Here's a picture of a piece of Shuttle tile material which has been heated white hot. It sheds heat so fast that the edges are already cool enough to hold even while the core is still white hot.
There are some counter-intuitive realities to orbital mechanics. First of all, for a given planet the orbital altitude is entirely dependent on speed. The lower you orbit the faster you have to go. Geosynchronous satellites orbit at a much slower speed than satellites in low Earth orbit (such as the International Space Station).
On our current mission to the planet Mercury, being executed by the spacecraft MESSENGER, the spacecraft has to slow down in order to speed up. That is, it has to slow down to allow itself to fall down the Sun's gravity well (about which Mercury orbits in a much tighter orbit than Earth). However, as it falls all that way in towards the Sun and Mercury it picks up so much speed from falling that it again has to shed speed. Since Mercury does not have an atmosphere to brake against NASA created a path of ever tightning circles around the Sun using the effects of the gravity wells of the Earth and Venus (and Mercury) in order to get MESSENGER into orbit around Mercury. Once orbiting Mercury, however, MESSENGER will be going much faster around the Sun than it was when it left the Earth.

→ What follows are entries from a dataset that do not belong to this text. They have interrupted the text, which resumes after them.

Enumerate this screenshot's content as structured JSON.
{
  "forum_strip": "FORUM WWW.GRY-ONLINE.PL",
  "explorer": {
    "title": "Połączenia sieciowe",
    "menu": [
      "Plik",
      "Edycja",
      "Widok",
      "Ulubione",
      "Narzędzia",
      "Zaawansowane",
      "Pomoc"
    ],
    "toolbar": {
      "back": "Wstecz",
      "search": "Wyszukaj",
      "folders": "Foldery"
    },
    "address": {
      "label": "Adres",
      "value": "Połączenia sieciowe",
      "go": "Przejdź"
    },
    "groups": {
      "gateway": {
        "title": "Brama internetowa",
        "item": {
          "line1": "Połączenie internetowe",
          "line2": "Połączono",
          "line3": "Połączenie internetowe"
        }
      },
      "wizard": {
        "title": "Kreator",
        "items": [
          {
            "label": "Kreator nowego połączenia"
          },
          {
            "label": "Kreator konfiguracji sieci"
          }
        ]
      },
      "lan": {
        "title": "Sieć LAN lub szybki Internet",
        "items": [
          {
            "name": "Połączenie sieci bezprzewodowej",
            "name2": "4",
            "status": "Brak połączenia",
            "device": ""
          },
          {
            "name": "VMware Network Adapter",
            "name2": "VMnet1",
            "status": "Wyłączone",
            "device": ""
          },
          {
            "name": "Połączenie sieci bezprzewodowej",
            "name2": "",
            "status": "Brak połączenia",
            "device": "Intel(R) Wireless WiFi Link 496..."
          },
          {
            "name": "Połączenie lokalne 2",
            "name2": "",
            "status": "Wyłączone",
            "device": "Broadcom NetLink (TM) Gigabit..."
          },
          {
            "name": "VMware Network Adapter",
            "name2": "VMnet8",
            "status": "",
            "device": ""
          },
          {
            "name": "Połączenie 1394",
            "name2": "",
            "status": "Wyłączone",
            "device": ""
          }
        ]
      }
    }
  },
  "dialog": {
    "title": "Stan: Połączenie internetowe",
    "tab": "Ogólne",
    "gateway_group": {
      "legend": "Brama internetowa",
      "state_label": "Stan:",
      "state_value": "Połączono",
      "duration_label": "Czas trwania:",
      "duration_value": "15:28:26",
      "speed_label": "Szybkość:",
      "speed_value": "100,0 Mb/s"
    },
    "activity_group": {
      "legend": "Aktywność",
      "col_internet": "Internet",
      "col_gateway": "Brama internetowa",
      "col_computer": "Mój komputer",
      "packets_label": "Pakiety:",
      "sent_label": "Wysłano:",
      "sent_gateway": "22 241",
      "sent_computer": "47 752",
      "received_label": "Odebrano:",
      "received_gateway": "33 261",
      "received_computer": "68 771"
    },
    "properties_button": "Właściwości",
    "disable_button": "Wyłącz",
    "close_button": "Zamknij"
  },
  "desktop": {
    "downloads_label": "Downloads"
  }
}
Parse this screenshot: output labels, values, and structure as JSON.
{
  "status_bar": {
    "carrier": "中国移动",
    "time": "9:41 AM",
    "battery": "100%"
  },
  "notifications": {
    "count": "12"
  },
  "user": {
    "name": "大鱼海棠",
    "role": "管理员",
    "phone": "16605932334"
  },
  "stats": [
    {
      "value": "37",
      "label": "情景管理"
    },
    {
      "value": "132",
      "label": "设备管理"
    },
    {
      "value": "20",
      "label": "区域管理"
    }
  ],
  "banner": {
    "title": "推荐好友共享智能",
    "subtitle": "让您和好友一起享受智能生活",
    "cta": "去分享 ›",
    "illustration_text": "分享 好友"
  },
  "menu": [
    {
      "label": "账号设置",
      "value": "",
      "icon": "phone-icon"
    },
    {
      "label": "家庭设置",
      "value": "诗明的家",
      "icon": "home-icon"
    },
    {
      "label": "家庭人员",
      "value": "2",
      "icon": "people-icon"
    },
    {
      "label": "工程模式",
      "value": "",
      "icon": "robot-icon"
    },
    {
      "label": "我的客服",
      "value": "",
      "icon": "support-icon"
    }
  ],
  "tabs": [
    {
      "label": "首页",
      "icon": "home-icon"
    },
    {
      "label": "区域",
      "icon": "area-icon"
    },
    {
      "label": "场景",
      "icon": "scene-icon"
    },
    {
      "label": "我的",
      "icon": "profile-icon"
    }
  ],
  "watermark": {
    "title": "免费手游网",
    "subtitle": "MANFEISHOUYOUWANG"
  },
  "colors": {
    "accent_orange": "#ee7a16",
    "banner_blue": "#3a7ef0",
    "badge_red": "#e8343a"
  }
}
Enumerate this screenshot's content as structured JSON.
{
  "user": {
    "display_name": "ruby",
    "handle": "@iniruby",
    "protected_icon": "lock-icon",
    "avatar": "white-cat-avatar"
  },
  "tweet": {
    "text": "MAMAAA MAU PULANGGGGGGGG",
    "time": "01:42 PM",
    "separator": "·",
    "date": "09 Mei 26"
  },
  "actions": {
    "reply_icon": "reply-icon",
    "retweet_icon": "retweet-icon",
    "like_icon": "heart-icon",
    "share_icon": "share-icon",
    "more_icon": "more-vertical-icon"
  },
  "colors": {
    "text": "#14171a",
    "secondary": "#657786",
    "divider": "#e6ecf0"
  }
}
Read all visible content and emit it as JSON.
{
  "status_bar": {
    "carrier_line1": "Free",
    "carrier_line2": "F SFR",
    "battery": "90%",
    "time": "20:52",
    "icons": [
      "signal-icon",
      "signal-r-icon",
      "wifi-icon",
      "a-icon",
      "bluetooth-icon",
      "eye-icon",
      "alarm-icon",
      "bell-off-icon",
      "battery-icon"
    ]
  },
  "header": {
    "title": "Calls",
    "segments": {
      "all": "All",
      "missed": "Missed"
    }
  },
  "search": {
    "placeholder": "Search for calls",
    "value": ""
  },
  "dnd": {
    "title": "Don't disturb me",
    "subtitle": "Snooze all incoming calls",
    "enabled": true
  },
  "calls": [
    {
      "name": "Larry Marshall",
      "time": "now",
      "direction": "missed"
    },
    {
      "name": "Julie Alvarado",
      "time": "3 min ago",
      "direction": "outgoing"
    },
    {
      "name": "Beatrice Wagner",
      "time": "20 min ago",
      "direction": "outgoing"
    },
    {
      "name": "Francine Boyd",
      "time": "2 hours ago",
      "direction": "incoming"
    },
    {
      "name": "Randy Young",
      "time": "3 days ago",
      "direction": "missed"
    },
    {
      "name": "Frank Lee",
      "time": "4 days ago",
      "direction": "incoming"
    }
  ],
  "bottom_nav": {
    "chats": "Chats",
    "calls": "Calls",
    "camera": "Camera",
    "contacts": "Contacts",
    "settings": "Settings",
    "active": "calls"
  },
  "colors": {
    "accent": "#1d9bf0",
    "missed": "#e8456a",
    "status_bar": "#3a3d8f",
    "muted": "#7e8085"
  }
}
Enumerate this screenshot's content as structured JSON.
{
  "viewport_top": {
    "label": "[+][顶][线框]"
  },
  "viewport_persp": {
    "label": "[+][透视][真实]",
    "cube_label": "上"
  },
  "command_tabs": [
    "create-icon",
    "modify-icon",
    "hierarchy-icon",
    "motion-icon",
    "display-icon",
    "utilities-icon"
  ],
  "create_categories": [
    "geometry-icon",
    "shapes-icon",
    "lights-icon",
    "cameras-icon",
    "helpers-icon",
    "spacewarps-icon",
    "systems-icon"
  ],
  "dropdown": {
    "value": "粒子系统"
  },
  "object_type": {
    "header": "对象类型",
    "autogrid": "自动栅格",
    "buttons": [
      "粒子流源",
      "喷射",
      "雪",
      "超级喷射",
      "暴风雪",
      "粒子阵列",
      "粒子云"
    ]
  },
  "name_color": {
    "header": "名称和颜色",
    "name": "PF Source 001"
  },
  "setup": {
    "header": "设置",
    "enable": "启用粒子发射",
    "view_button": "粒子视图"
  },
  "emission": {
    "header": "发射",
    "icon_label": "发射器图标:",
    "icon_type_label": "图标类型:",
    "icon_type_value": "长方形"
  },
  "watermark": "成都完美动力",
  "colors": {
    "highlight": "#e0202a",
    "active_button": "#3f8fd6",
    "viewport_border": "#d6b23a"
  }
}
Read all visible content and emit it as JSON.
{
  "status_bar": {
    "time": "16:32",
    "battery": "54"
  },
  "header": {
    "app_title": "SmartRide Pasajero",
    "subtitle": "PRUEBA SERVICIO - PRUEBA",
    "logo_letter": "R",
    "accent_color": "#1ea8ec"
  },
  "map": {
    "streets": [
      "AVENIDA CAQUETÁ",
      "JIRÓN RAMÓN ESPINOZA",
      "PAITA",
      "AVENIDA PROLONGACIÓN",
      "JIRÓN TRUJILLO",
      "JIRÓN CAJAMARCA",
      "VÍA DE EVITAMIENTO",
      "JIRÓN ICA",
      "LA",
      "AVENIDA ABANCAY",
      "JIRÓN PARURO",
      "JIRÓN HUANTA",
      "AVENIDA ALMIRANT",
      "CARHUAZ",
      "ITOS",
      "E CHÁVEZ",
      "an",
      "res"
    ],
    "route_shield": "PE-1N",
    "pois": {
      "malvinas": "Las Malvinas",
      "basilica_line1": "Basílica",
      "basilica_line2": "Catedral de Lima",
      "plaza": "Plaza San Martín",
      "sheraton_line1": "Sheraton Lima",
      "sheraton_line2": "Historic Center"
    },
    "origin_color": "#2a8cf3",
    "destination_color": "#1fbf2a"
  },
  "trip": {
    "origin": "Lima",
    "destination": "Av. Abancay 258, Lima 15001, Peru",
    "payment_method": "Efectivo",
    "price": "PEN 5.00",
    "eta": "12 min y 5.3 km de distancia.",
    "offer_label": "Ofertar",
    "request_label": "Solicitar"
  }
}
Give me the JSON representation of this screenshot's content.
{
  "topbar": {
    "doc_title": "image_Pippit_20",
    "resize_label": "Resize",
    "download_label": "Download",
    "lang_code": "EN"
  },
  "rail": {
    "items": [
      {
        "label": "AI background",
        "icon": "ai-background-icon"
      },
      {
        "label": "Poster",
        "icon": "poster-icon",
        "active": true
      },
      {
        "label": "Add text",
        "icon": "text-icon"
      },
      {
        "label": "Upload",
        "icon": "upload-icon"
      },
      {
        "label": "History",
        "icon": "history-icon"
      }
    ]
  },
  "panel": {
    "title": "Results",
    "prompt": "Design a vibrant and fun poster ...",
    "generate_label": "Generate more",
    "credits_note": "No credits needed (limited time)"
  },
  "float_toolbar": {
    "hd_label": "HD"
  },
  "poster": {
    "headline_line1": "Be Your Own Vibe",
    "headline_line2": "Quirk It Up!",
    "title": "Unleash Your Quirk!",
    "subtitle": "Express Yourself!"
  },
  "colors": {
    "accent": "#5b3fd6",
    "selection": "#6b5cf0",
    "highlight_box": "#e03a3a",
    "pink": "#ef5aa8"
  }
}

Additional sources of information can be found on the Rocket Science page.
Also the following:
Monday, September 4, 2017:
SpaceX has, for a couple years now, been doing exactly what I implied was not feasible in this blog entry. There are some important differences between what I was talking about above, and what SpaceX does. However, I have to say, what SpaceX is doing is little short of miraculous. My discussion above is a back-of-the-napkin calculation. I don't rule out what SpaceX is doing, but at the time I wrote that I never expected that returning a rocket to Earth in 1950's Sci Fi movie style (landing upright again) would ever be done. It's clear that SpaceX took the napkin calculation and squeezed out everything except the most efficient elements. They do use the atmosphere a bit, they return only the main booster (so far), and the booster is dramatically lighter when they're returning as when they're launching. The result is the awesome spectacle of them landing their booster on its tail. Wow!